И в самом деле, поначалу характер Рогожина лепится автором из самых "бросовых" материалов: подчеркивается его необразованность, необузданность, стихийность. Ватага, сопровождающая его, рисуется и "разнообразной", и "безобразной", к ней вполне естественно прилепиться какому-то "беспутному старичишке".
Рогожин нелеп в своих грязных сапожищах, когда в страшном волнении от присутствия Настасьи Филипповны он в ее гостиной натыкается на окружаюшие предметы, наступает на кружева юбки красавицы-немки. Огромная бриллиантовая булавка на его шелковом шарфе изображает жука, а массивный драгоценный перстень надет на грязный палец. Контраст между алчной неразборчивостью Рогожина и душевной деликатностью князя столь велик, пропасть между рогожинским ревом: "Не подходи!.. Моя! Все мое!" – и рыцарским: "Я вас честную беру, Настасья Филипповна, а не рогожинскую", – столь очевидна, что Настасья Филипповна, оказавшись между этих двух полюсов, как в ловушке, была обречена метаться между гордым самоуничижением и искренним чувством любви к князю.
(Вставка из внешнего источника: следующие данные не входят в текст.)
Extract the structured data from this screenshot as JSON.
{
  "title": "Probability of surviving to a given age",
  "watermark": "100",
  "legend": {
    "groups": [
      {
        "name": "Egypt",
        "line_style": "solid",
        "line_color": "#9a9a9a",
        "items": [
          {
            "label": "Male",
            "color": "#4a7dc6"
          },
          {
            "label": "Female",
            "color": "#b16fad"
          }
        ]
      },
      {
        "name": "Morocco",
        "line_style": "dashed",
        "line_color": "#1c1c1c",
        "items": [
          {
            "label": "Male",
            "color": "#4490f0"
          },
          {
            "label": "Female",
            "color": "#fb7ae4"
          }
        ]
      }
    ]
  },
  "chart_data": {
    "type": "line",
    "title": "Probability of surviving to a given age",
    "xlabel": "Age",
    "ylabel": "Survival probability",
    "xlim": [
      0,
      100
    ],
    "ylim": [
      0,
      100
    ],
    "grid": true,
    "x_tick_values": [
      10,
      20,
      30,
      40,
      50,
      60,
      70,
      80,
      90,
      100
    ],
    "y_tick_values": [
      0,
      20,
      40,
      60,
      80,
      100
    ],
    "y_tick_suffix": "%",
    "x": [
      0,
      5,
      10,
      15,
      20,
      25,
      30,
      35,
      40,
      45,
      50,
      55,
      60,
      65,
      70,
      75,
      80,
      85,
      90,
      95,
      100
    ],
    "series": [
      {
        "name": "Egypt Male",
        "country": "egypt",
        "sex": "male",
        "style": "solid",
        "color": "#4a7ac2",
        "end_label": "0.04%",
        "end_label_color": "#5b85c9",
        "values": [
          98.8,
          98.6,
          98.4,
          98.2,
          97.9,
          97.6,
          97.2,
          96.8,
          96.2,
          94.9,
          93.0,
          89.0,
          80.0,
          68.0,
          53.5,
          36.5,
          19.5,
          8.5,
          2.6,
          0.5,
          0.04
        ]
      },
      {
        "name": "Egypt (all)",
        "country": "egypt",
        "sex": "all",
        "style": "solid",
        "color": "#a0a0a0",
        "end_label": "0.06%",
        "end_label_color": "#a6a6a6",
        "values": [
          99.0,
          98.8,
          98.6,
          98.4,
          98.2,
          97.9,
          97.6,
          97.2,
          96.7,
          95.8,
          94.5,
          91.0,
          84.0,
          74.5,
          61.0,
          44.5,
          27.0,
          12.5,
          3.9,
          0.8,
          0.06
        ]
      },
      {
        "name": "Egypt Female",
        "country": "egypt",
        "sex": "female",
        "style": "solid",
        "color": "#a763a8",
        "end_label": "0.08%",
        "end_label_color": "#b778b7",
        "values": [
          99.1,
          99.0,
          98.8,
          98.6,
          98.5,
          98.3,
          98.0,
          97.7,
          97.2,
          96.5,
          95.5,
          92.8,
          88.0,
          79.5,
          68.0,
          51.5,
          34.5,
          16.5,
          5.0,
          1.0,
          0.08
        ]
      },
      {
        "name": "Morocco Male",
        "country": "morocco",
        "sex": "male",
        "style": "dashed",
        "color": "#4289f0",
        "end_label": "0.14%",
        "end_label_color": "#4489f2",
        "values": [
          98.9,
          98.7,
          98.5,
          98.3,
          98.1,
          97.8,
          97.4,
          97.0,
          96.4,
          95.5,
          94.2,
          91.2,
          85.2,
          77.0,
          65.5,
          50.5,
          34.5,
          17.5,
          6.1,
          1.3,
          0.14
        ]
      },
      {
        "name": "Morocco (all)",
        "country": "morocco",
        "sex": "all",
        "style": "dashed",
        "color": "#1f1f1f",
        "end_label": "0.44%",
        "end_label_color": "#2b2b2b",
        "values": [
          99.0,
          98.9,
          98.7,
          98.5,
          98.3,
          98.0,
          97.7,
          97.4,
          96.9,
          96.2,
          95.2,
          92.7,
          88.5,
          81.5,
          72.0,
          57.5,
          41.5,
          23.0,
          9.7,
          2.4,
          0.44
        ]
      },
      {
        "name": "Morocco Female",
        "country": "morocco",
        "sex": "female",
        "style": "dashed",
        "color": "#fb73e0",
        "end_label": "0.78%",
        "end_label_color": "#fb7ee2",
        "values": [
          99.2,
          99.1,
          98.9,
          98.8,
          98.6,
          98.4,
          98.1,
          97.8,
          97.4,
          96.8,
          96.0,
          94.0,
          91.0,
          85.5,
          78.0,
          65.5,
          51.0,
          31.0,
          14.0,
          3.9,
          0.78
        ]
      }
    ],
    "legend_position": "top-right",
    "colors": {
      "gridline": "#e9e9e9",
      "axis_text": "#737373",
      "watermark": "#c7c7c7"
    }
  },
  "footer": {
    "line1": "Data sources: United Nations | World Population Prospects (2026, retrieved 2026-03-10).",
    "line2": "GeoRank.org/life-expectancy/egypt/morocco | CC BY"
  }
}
Но вот что важно: в оскорбительном по сути, прилюдном торге Рогожина все-таки нет цинизма. Есть любовная горячка, купеческая широта, безумие ситуации, но нет холодного расчета и желания уязвить. Кажется, что он лишь слепо повинуется мазохистскому капризу своей королевы , не вдаваясь в ее резоны и психологические сложности. А когда осознает, что князь может увести у него Настасью Филипповну, "невыразимое страдание отпечаталось в лице его. Он всплеснул руками, и стон вырвался из его груди" (172). В бреду азарта он как-то упустил из виду, что поведение его – оскорбительно-кабацкое, что слишком на безобразие смахивает его любовь. Но любовь-то настоящая! И это сразу понял Мышкин, заступившись за него перед Настасьей Филипповной: "Он пьян… Он вас очень любит" (173). И впрямь не в себе был Рогожин, перемещаемый по прихоти своей королевы из надежды в отчаянье: "Он совсем отупел, точно от ужасного удара по голове". И когда сакральный маятник вновь качнулся к удаче, он, как раненый зверь, завопил: "Моя! Все мое! Королева! Конец!" Он от радости задыхался; он ходил вокруг Настасьи Филипповны и кричал на всех: "Не подходи!" (175). Эгоизм обладателя, исступление собственника поселились в его душе, заслонив всю серьезность психологической мотивировки Настасьи Филипповны: "Этакого-то младенца сгубить?" Понятно, что реплика эта обращена к сопернику Рогожина.
И то сказать, откуда у Рогожина взяться детскости? Весь строй его жизни до встречи с князем и Настасьей Филипповной отличался особенно мрачным и тяжелым колоритом, начиная от "скучного" дома "грязно-зеленого цвета", где "и снаружи и внутри как-то негостеприимно и сухо, все как будто скрывается и таится", кончая вековой привычкой обитателей этого дома к подозрительности и желчи. Вот почему ласковая улыбка, которая появилась было на лице Парфена в разговоре с князем в доме на Гороховой улице, так "не шла к нему в эту минуту, точно в этой улыбке что-то сломалось и как будто Парфен никак не в силах был склеить ее, как ни пытался" (208).